Mr. Elliott in his work on Contracts, § 1645, says:
_ “Where a writing refers to something that may be either a conversation or another writing, evidence is admissible, in a proper case, to show which it is, and, if a writing, to identify and connect it with the writing already in evidence so as to permit it also to be introduced. Where the instruments so connected and read together constitute a complete and unambiguous contract, they must speak for themselves; but, on the other hand, parol evidence may be admissible to explain an ambiguity caused by inconsistent statements in them or to supply omissions apparent on their face when read together.”
In Short v. Van Dyke, 50 Minn. 286 (52 N. W. 643), it was said:
“In a written contract, a reference to another writing, if the reference be such as to show that it is made for the purpose of making such writing a part of the contract, is to be taken as a part of it just as though its contents had been repeated in the contract. But if the reference be made for a particular purpose, expressed in the contract, it becomes part of it only for that purpose.”

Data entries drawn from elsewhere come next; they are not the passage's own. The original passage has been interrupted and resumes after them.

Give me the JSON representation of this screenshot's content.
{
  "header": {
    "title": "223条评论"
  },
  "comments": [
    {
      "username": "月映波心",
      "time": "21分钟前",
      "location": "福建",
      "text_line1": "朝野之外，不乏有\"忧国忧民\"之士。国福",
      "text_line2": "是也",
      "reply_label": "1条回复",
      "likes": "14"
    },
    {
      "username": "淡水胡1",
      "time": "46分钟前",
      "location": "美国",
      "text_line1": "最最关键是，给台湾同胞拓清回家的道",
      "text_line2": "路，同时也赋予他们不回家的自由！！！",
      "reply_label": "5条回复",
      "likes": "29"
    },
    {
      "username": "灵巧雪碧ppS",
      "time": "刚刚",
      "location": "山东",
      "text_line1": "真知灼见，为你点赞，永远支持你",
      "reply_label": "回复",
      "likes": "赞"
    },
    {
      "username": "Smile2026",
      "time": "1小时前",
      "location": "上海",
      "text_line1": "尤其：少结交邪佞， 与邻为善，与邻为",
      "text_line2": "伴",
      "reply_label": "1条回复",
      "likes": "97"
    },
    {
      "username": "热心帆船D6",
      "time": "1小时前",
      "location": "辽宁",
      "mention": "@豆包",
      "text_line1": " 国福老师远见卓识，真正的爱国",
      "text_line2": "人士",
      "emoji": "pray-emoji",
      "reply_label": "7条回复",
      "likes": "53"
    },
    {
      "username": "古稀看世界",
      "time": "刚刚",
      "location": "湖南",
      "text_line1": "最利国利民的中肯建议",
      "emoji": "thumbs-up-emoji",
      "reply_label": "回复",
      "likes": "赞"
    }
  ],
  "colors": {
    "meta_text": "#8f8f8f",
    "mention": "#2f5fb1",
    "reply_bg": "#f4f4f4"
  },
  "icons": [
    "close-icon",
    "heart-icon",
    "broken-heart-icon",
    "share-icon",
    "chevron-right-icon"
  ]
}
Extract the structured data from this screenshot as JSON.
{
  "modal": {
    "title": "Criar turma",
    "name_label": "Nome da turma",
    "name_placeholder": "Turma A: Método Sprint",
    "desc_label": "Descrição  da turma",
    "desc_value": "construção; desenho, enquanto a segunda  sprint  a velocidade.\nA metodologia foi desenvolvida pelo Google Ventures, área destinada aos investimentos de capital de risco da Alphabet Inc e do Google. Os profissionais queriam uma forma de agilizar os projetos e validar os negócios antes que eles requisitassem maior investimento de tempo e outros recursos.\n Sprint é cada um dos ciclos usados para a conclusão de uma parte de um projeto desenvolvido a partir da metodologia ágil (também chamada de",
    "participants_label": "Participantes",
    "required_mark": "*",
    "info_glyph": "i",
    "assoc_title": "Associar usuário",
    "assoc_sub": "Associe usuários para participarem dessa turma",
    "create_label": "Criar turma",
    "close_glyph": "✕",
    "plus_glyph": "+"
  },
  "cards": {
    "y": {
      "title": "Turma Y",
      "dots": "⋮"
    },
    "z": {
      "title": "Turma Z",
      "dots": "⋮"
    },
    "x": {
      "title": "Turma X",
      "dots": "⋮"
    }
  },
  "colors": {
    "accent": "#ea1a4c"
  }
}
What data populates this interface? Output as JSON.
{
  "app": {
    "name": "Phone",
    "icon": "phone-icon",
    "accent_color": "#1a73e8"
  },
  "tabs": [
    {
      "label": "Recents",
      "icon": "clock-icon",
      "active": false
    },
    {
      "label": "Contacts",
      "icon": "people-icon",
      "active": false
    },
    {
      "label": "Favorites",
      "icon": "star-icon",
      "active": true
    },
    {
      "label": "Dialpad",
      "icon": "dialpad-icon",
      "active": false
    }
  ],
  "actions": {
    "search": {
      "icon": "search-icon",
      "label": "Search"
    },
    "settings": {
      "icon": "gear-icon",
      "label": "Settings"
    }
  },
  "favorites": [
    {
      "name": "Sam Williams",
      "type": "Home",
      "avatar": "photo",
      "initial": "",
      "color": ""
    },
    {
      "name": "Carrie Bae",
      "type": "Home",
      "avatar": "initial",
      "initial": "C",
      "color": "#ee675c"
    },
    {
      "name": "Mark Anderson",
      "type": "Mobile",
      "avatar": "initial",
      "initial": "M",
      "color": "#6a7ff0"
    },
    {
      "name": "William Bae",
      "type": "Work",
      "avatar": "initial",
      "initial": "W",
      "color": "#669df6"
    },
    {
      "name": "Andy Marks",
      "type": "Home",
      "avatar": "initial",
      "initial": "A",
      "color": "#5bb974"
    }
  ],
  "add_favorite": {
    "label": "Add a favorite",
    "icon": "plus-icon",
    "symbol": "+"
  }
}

The syllabus in Cary v. Holt’s Executors, 120 Va. 261 (91 S. E. 188), reads:
“Where a contract refers to prior contracts, to which one of the parties was a party, for further particulars, it must be construed with reference to such prior contracts.”
And that in Adams v. Hill, 16 Me. 215:
“Where a contract has reference to another paper *629for its terms, the effect is the same as if the words of the paper referred to were inserted in the contract.”
See, also, 13 C. J. p. 531; 17 Cyc. p. 671; Donlon Bros. v. Southern Pacific Co., 151 Cal. 763 (91 Pac. 603, 11 L. R. A. [N. S.] 811, 12 Ann. Cas. 1118); Conner v. Assurance Co., 65 C. C. A. 127, 130 Fed. 743 (70 L. R. A. 106). In a note to the latter the annotator says:
“The decisions are unanimous that, in the absence of fraud, or circumstances savoring of fraud, one entering into a contract which refers for some of its terms to an extraneous document, outside of the contract proper, is bound, also, thereby.”
We have, then, the contract as written providing for commission on 92,000 exhaust forgings while the order therefor, which under the rule above stated is treated as a part of the contract with the same effect as if written in it, calls for 46,000 exhaust forgings only. How may this patent ambiguity be explained? Clearly, plaintiff may introduce the letter of the sales manager of November 26th and such parol proof as is necessary to show that the 92,000 forgings mentioned in the contract were intended to include the order for 46,000 inlet forgings as well as that for the same number of exhaust forgings.
It appears that from time to time the Lincoln Motor Company canceled most of the orders for exhaust forgings and increased correspondingly the order for inlet forgings so that substantially 92,000 in all were taken. There is evidence that this was. in pursuance of an agreement between defendant and the Lincoln Motor Company and in satisfaction and execution of the two original orders. It was defendant’s claim that the number of inlet forgings over and above the 46,000 were furnished under separate orders, entirely independent of the two first given. This question was submitted to the jury under specific instructions *630of the trial court that plaintiffs right of recovery was limited to a commission on the price of the forgings furnished under the orders of October 3d or others substituted for them by agreement. The jury found in plaintiff’s favor. • We cannot say as a matter of law that the verdict is against the great weight of the evidence.
The judgment is affirmed.
Fellows, C. J., and Wiest, Clark, Bird, Moore, and Steere, JJ., concurred.
The late Justice Stone took no part in this decision.